Fair is more than a good time to some
For most kids the county fair is nothing more than a good time one last hurrah before starting another school year.
The Midway rides, the corn dogs and the exhibits all seem larger than life to a lot of young people.
For two DeSoto teens, however, this year's Johnson County Fair provided an opportunity to share what they've learned in their 4-H clubs with kid a few years younger than themselves.
Stephanie Bender and Cassie Gregg spent their day Friday at the Gardner fairgrounds, teaching area children about the Johnson County 4-H club.
They helped the area YMCA members milk a goat. They painted rainbows and flowers on youngsters' faces and they encouraged them to be a part of the educational club.
According to Bender, 4-H memberships has declined over the past several years. She and a group of other club members from across the county joined together as club ambassadors to try and reverse that trend.
"We're just spending time with them and giving them information about how to join," she said. "The 4-H population has been going down and we had less entries in the fair this year than last year."
The only reason she could give for the decrease in members was that people had the wrong idea of what 4-H was all about, Bender said.
"I think a lot of people think it's just about raising animals," she said. "That's a part of it, but there's a lot more to it than that."
That was the message she and Gregg gave to the youngsters as they spent the afternoon showing them around the fair. Gregg's not an official ambassador, but she was a spokesman for the club on Friday.
"I'm just here helping out," she said. "I have so much fun with 4-H and I want other people to join."
Gregg said she was a good example of someone who enjoys 4-H without owning a farm animal.
"This is my second year in the club. Originally, I joined because I wanted to get a horse, but my mom changed my mind about that," she said. "There's a lot to do. Last year we had a day camp and we get to make new friends from all over the county."
Bender said the list of projects available to 4-H members is a long one.
"There are hundreds of things you can do besides animals," she said. "You can do foods where you learn to cook, or crafts, or rocketing. Really anything you can think of."
The day of fun made an impression on 8-year-old Danielle Mitchell of the Olathe YMCA.
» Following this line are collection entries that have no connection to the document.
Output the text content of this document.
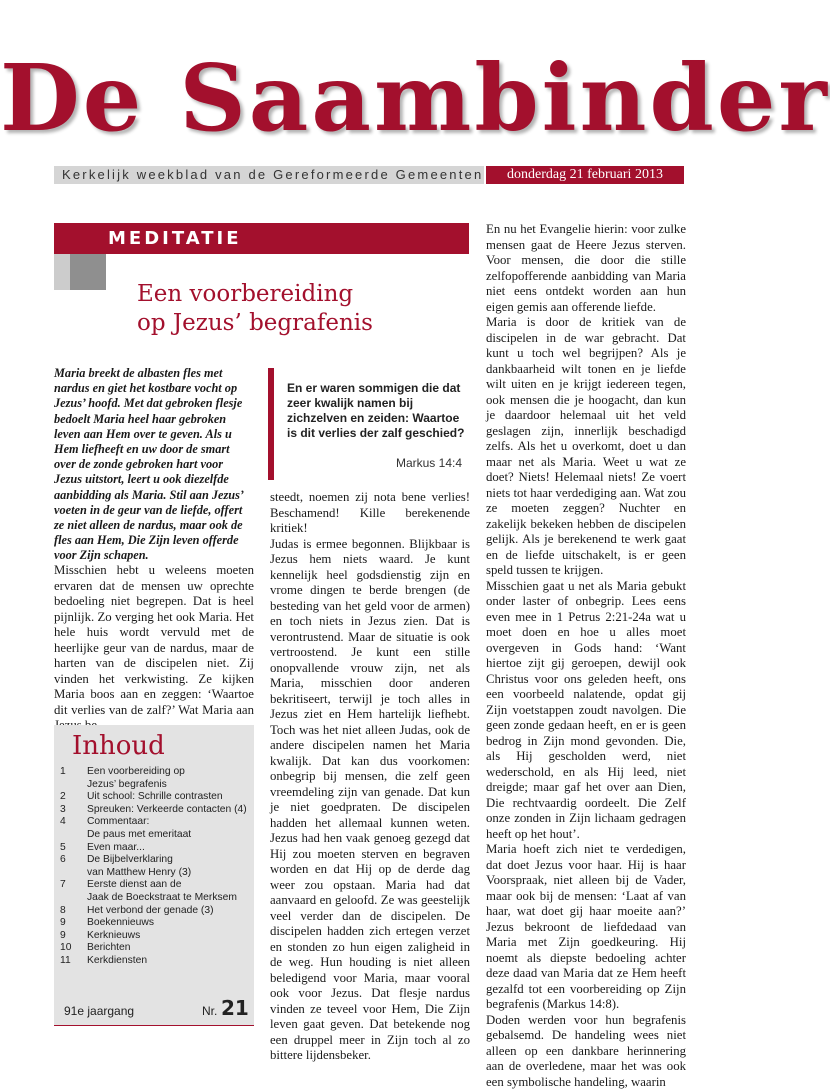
De Saambinder
Kerkelijk weekblad van de Gereformeerde Gemeenten	donderdag 21 februari 2013
MEDITATIE
Een voorbereiding
op Jezus’ begrafenis
Maria breekt de albasten fles met nardus en giet het kostbare vocht op Jezus’ hoofd. Met dat gebroken flesje bedoelt Maria heel haar gebroken leven aan Hem over te geven. Als u Hem liefheeft en uw door de smart over de zonde gebroken hart voor Jezus uitstort, leert u ook diezelfde aanbidding als Maria. Stil aan Jezus’ voeten in de geur van de liefde, offert ze niet alleen de nardus, maar ook de fles aan Hem, Die Zijn leven offerde voor Zijn schapen.
Misschien hebt u weleens moeten ervaren dat de mensen uw oprechte bedoeling niet begrepen. Dat is heel pijnlijk. Zo verging het ook Maria. Het hele huis wordt vervuld met de heerlijke geur van de nardus, maar de harten van de discipelen niet. Zij vinden het verkwisting. Ze kijken Maria boos aan en zeggen: ‘Waartoe dit verlies van de zalf?’ Wat Maria aan
En er waren sommigen die dat zeer kwalijk namen bij zichzelven en zeiden: Waartoe is dit verlies der zalf geschied?
Markus 14:4
steedt, noemen zij nota bene verlies! Beschamend! Kille berekenende kritiek!
Judas is ermee begonnen. Blijkbaar is Jezus hem niets waard. Je kunt kennelijk heel godsdienstig zijn en vrome dingen te berde brengen (de besteding van het geld voor de armen) en toch niets in Jezus zien. Dat is verontrustend. Maar de situatie is ook vertroostend. Je kunt een stille onopvallende vrouw zijn, net als Maria, misschien door anderen bekritiseert, terwijl je toch alles in Jezus ziet en Hem hartelijk liefhebt. Toch was het niet alleen Judas, ook de andere discipelen namen het Maria kwalijk. Dat kan dus voorkomen: onbegrip bij mensen, die zelf geen vreemdeling zijn van genade. Dat kun je niet goedpraten. De discipelen hadden het allemaal kunnen weten. Jezus had hen vaak genoeg gezegd dat Hij zou moeten sterven en begraven worden en dat Hij op de derde dag weer zou opstaan. Maria had dat aanvaard en geloofd. Ze was geestelijk veel verder dan de discipelen. De discipelen hadden zich ertegen verzet en stonden zo hun eigen zaligheid in de weg. Hun houding is niet alleen beledigend voor Maria, maar vooral ook voor Jezus. Dat flesje nardus vinden ze teveel voor Hem, Die Zijn leven gaat geven. Dat betekende nog een druppel meer in Zijn toch al zo bittere lijdensbeker.
En nu het Evangelie hierin: voor zulke mensen gaat de Heere Jezus sterven. Voor mensen, die door die stille zelfopofferende aanbidding van Maria niet eens ontdekt worden aan hun eigen gemis aan offerende liefde.
Maria is door de kritiek van de discipelen in de war gebracht. Dat kunt u toch wel begrijpen? Als je dankbaarheid wilt tonen en je liefde wilt uiten en je krijgt iedereen tegen, ook mensen die je hoogacht, dan kun je daardoor helemaal uit het veld geslagen zijn, innerlijk beschadigd zelfs. Als het u overkomt, doet u dan maar net als Maria. Weet u wat ze doet? Niets! Helemaal niets! Ze voert niets tot haar verdediging aan. Wat zou ze moeten zeggen? Nuchter en zakelijk bekeken hebben de discipelen gelijk. Als je berekenend te werk gaat en de liefde uitschakelt, is er geen speld tussen te krijgen.
Misschien gaat u net als Maria gebukt onder laster of onbegrip. Lees eens even mee in 1 Petrus 2:21-24a wat u moet doen en hoe u alles moet overgeven in Gods hand: ‘Want hiertoe zijt gij geroepen, dewijl ook Christus voor ons geleden heeft, ons een voorbeeld nalatende, opdat gij Zijn voetstappen zoudt navolgen. Die geen zonde gedaan heeft, en er is geen bedrog in Zijn mond gevonden. Die, als Hij gescholden werd, niet wederschold, en als Hij leed, niet dreigde; maar gaf het over aan Dien, Die rechtvaardig oordeelt. Die Zelf onze zonden in Zijn lichaam gedragen heeft op het hout’.
Maria hoeft zich niet te verdedigen, dat doet Jezus voor haar. Hij is haar Voorspraak, niet alleen bij de Vader, maar ook bij de mensen: ‘Laat af van haar, wat doet gij haar moeite aan?’ Jezus bekroont de liefdedaad van Maria met Zijn goedkeuring. Hij noemt als diepste bedoeling achter deze daad van Maria dat ze Hem heeft gezalfd tot een voorbereiding op Zijn begrafenis (Markus 14:8).
Doden werden voor hun begrafenis gebalsemd. De handeling wees niet alleen op een dankbare herinnering aan de overledene, maar het was ook een symbolische handeling, waarin
Inhoud
1	Een voorbereiding op
Jezus’ begrafenis
2	Uit school: Schrille contrasten
3	Spreuken: Verkeerde contacten (4)
4	Commentaar:
De paus met emeritaat
5	Even maar...
6	De Bijbelverklaring
van Matthew Henry (3)
7	Eerste dienst aan de
Jaak de Boeckstraat te Merksem
8	Het verbond der genade (3)
9	Boekennieuws
9	Kerknieuws
10	Berichten
11	Kerkdiensten
91e jaargang	Nr. 21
"I want to join. It's fun and it's cool," she said.
Besides learning about new things, Bender said 4-H has helped prepare her for the bigger things in life.
"You learn how to work together and you learn that with teamwork, you can get anything done," she said. "It teaches you to take responsibility because if you're cooking, you have to clean up afterward and if you start a project, you have to stay with it until you finish it."
Both girls said they plan to continue with 4-H through their high school years. According to Gregg, it just makes good sense.
"It keeps me busy and it keeps me out of trouble," she said.